Jénine : l’appel au secours du Théâtre de la liberté
À Jénine, l’armée israélienne envahit le camp de réfugiés, mène une campagne d’arrestations, défonce les routes empêchant ainsi les ambulances de porter secours aux blessés, détruit ou occupe des maisons. Nous publions ci-après le témoignage en forme de cri de Sophie Mayoux et Sonia Fayman, membres des Amis du Théâtre de la Liberté de Jénine.
Le “Freedom Theatre” (Théâtre de la Liberté), créé en 2006 dans le camp de réfugiés de Jénine, tient une place précieuse de lieu d’éveil et de créativité dans un contexte où la vie quotidienne est au mieux difficile et sans horizon, au pire mise en péril ou supprimée par les violences des forces d’occupation israéliennes. Au fil des mois, les raids de l’armée israélienne sur Jénine ont fait des blessés et des morts en grand nombre, et ont notamment ôté la vie à des jeunes gens liés au théâtre – citons Sadeel, 14 ans, morte en juin 2023 d’une balle tirée par un sniper, ou, dès novembre 2022, Mahmoud Al Saadi, 17 ans, abattu sur le chemin de l’école.
Le mardi 12 décembre, l’armée israélienne a cerné le camp, dont elle a bloqué toutes les issues, elle a déployé des drones au-dessus des zones d’habitation et entrepris de bombarder des maisons considérées comme “suspectes”. Ahmed Tobasi, directeur artistique du théâtre, décrit comme une torture psychologique le bruit strident, incessant, implacable des drones qui tournoient au-dessus des maisons. Le mercredi 13 décembre, l’armée a fait irruption chez Mustafa Sheta, directeur général du théâtre, puis chez Ahmed Tobasi, et les a enlevés ainsi que Mohammed, frère d’Ahmed Tobasi, pour les conduire vers une destination inconnue. Plus de 100 Palestiniens de Jénine ont été enlevés de façon similaire.
Le 13 décembre au soir, Mohammed Tobasi a été libéré, dans des conditions qui restent à préciser.
Le bâtiment des bureaux du théâtre a été éventré par un bulldozer puis envahi par les troupes israéliennes. Une fois à l’intérieur, les soldats ont ouvert le feu tout en abattant à coups de marteau le mur de séparation entre le théâtre et la maison voisine, et ils ont détruit tout le matériel présent.

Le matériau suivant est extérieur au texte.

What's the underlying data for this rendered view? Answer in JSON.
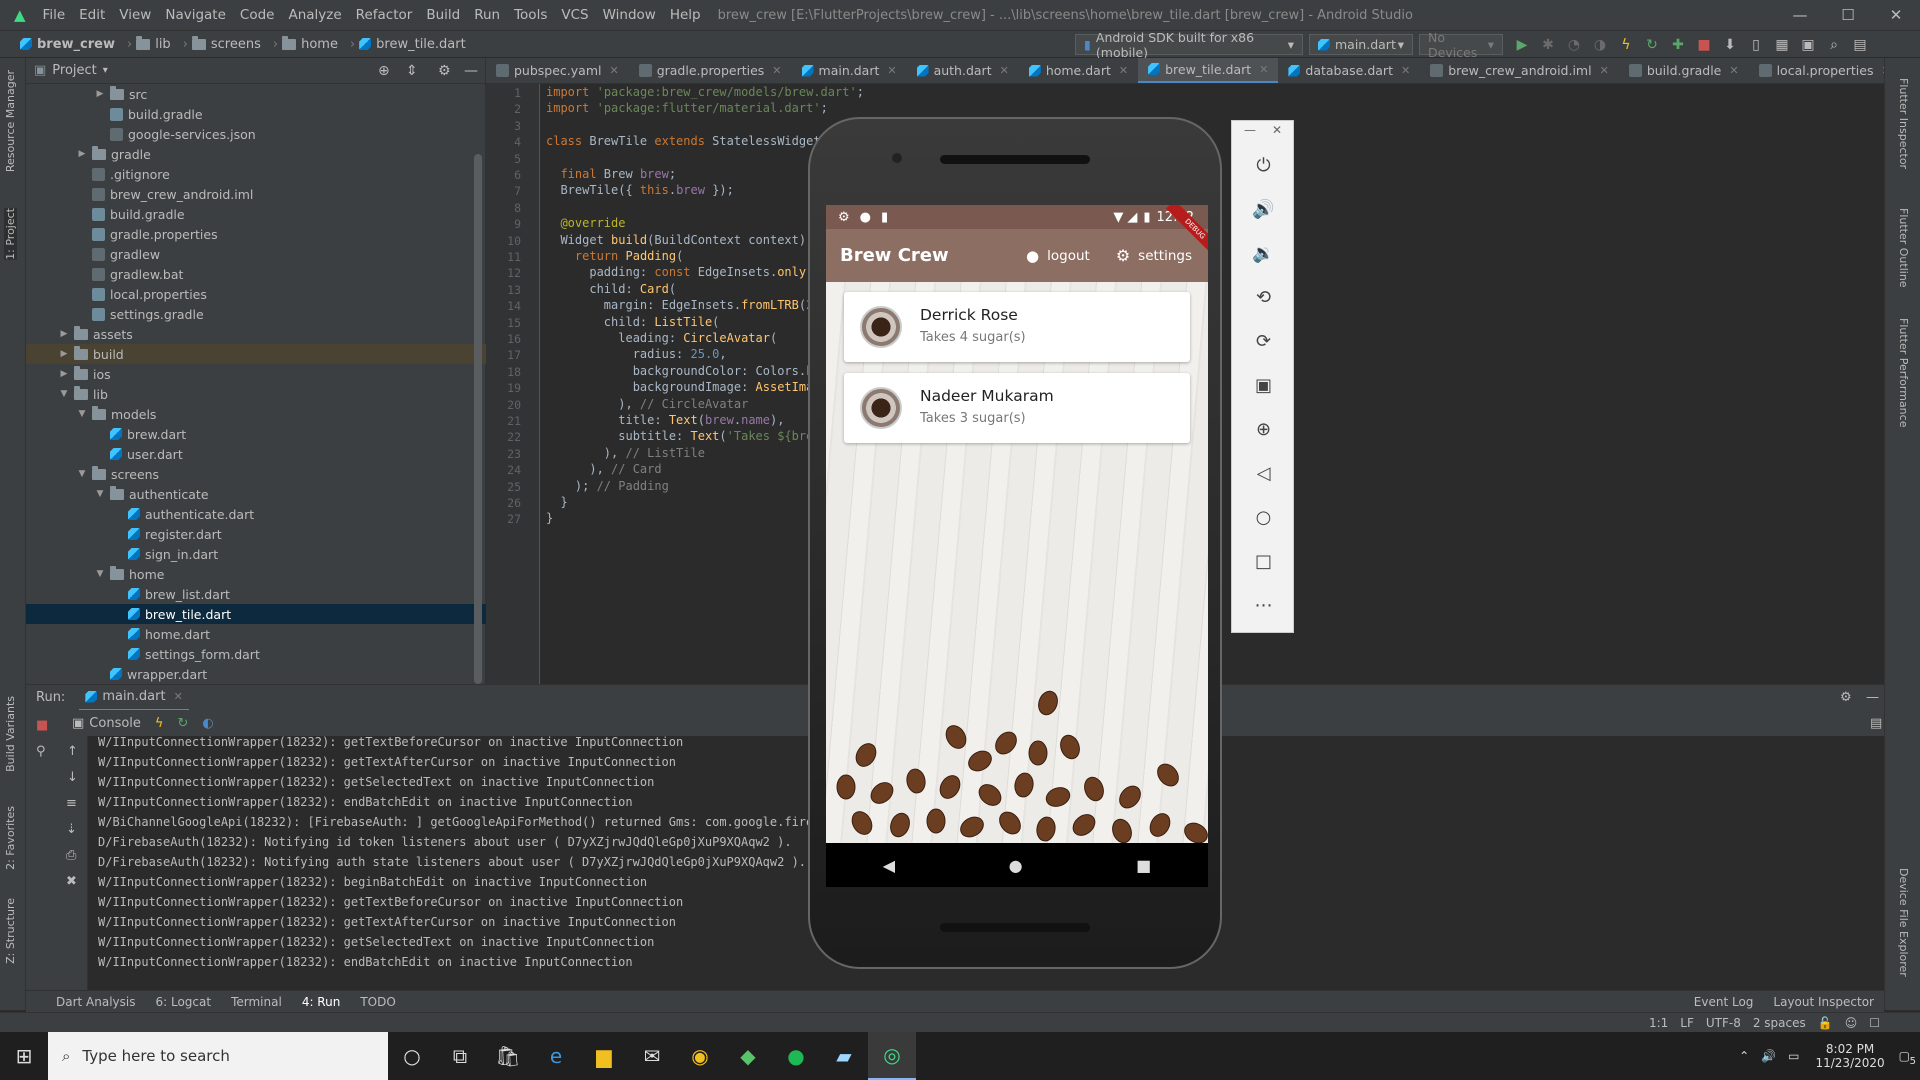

L’invasion actuelle, qui a fait 7 morts d’après les dernières estimations, s’inscrit dans une longue succession d’incursions violentes à Jénine comme dans d’autres villes de Cisjordanie occupée, impliquant des moyens et méthodes qui reflètent une volonté d’écrasement de la population palestinienne.
Ce n’est pas un hasard si le “Freedom Theatre” subit régulièrement des attaques et des destructions : ainsi, dans les premiers jours de juillet 2023, lors d’un raid israélien causant 12 morts et entraînant de lourds dégâts dans le camp, les bulldozers militaires et les explosifs ont fortement endommagé les bâtiments du théâtre.
L’appareil militaire de l’occupation s’en prend aussi aux individus et, encore une fois, vise délibérément le “Freedom Theatre”. Le président du conseil d’administration du théâtre, Bilal Al Saadi, a été arrêté en septembre 2022. Il a rejoint le grand nombre de Palestiniens de Cisjordanie – plus de 1300 avant le 7 octobre – emprisonnés sans inculpation ni jugement, selon la pratique dite de “détention administrative”, indéfiniment renouvelable. Nous osons espérer que le monde de l’art et de la culture se mobilisera pour que Mustafa Sheta et Ahmed Tobasi soient libérés.